Lee v. State

Annotate this Case

628 S.W.2d 70 (1982)

Mark Wayne LEE, Appellant, v. The STATE of Texas, Appellee.

No. 61311.

Court of Criminal Appeals of Texas, Panel No. 3.

February 10, 1982.

Rehearing Denied March 10, 1982.

John P. Knouse, Dallas, for appellant.

Henry Wade, Dist. Atty., Steve Wilensky, Mary Ludwick and Michael R. Gillett, Asst. Dist. Attys., Dallas, Robert Huttash, State's Atty., Austin, for the State.

Before ODOM, TOM G. DAVIS and DALLY, JJ.

OPINION

DALLY, Judge.

This is an appeal from a conviction for the offense of possession of a short barreled firearm. V.T.C.A. Penal Code, Sec. 46.06. The punishment, enhanced by two prior felony convictions, is imprisonment for life.

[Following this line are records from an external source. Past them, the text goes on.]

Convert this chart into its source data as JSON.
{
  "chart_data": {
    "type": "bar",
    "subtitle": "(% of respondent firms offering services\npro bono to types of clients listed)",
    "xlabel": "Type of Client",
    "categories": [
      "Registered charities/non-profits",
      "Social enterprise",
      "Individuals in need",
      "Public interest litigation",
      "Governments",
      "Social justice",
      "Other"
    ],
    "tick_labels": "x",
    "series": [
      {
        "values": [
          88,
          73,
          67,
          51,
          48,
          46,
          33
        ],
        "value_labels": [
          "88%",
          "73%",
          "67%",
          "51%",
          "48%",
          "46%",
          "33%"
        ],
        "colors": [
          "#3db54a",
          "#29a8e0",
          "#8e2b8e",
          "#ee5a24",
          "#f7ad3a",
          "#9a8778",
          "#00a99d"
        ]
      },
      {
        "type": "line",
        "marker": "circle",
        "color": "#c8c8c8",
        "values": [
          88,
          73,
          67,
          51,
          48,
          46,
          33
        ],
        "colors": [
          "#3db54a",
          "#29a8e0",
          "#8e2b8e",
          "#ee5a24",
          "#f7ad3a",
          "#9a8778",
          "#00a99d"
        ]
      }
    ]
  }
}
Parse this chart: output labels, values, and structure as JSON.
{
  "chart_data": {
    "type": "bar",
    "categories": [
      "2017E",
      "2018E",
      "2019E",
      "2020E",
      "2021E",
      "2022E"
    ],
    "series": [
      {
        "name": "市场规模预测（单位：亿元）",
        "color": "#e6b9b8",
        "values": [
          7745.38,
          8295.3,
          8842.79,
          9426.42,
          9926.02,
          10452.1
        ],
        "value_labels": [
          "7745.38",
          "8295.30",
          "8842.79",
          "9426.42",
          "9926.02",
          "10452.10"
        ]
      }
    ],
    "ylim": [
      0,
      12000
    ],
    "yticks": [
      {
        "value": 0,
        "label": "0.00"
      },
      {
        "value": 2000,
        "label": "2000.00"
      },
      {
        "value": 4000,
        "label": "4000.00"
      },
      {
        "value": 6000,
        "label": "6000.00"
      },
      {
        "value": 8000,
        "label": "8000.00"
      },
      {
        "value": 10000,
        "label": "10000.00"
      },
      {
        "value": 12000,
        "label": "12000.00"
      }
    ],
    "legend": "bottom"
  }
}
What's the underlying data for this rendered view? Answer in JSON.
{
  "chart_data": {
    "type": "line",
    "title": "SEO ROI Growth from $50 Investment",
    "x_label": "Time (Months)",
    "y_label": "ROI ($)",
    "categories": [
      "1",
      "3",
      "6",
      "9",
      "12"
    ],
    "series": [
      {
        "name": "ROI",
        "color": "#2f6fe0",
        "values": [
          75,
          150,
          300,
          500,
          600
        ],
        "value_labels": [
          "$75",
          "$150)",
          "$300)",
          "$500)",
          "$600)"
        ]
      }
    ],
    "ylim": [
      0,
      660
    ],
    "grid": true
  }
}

The appellant contends that the prosecutor committed reversible error when he made a comment on the appellant's failure to testify. Art. 38.08, V.A.C.C.P. provides that the failure of any defendant to testify shall not be taken as a circumstance against him, nor shall the same be alluded to or commented on by counsel in the cause. During the closing argument of the guilt-innocence phase of the trial, the following occurred:

"[PROSECUTOR]: What we are talking about is whether or not on June 2, 1978, at that time that he [the appellant] had this gun in his hand and just fired it. He was exercising control over it knowingly *71 at that instant. Now, that is what we are talking about. We're not talking about whether or not he was taking target practice, he was trying to kill somebody, what his motive was, or whether or not he owned it, that is not in the charge, that is not the law. Maybe you have got a car, maybe you have loaned it to a neighbor, maybe that neighbor has driven that car, no question, you own the car, is there? But there is no question that at the time that neighbor was driving or controlling or caring for that car, that he was possessing it and that he was doing it knowingly. Why he borrowed it, his reason for it, like what is he shooting the gun at, doesn't matter, it is not in the law. The only person that knows the motive or what he was really doing with this gun is that man. "[DEFENSE COUNSEL]: Your Honor, at this time I would object to the prosecutor's comment on the Defendant's testimony in violation of the law. "[THE COURT]: The Court overrules. "[PROSECUTOR]: What I am talking about is the reason, the motive, is known only in the mind of the Defendant. What we are talking about from the evidence, the physical facts, what is being presented to you is whether or not he knowingly possessed it."

For an indirect allusion to or comment on a defendant's failure to testify to be reversible error, the prosecutor's implication must be a necessary one as viewed by the jury. Milton v. State, 620 S.W.2d 115 (Tex.Cr.App.1980) (Opinion on Rehearing); Bird v. State, 527 S.W.2d 891 (Tex.Cr.App. 1975). In the present case the argument clearly refers to the appellant and not to some other possible witness. Compare Milton v. State, supra. The comment necessarily refers to the appellant's failure to explain why he was in possession of the firearm. Koller v. State, 518 S.W.2d 373 (Tex. Cr.App.1975). The State argues that it was not a comment on the appellant's failure to testify asserting that, "the argument properly informs the jury that motive was not an element of the offense necessary to establish Appellant's guilt." While this may have been the prosecutor's intent, he exceeded that intention when he stated, "The only person that knows the motive of what he was really doing with this gun is that man," and "the motive is known only in the mind of the defendant."

The appellant did not testify. This Court must enforce the mandate of Art. 38.08, V.A.C.C.P. We conclude that the prosecutor's argument was an improper allusion to and a comment on the appellant's failure to testify. See Bell v. State, 130 Tex.Cr.R. 57, 92 S.W.2d 450 (1936); Minton v. State, 162 Tex.Cr.R. 358, 285 S.W.2d 760 (1956); Koller v. State, supra.

The judgment is reversed and the cause remanded.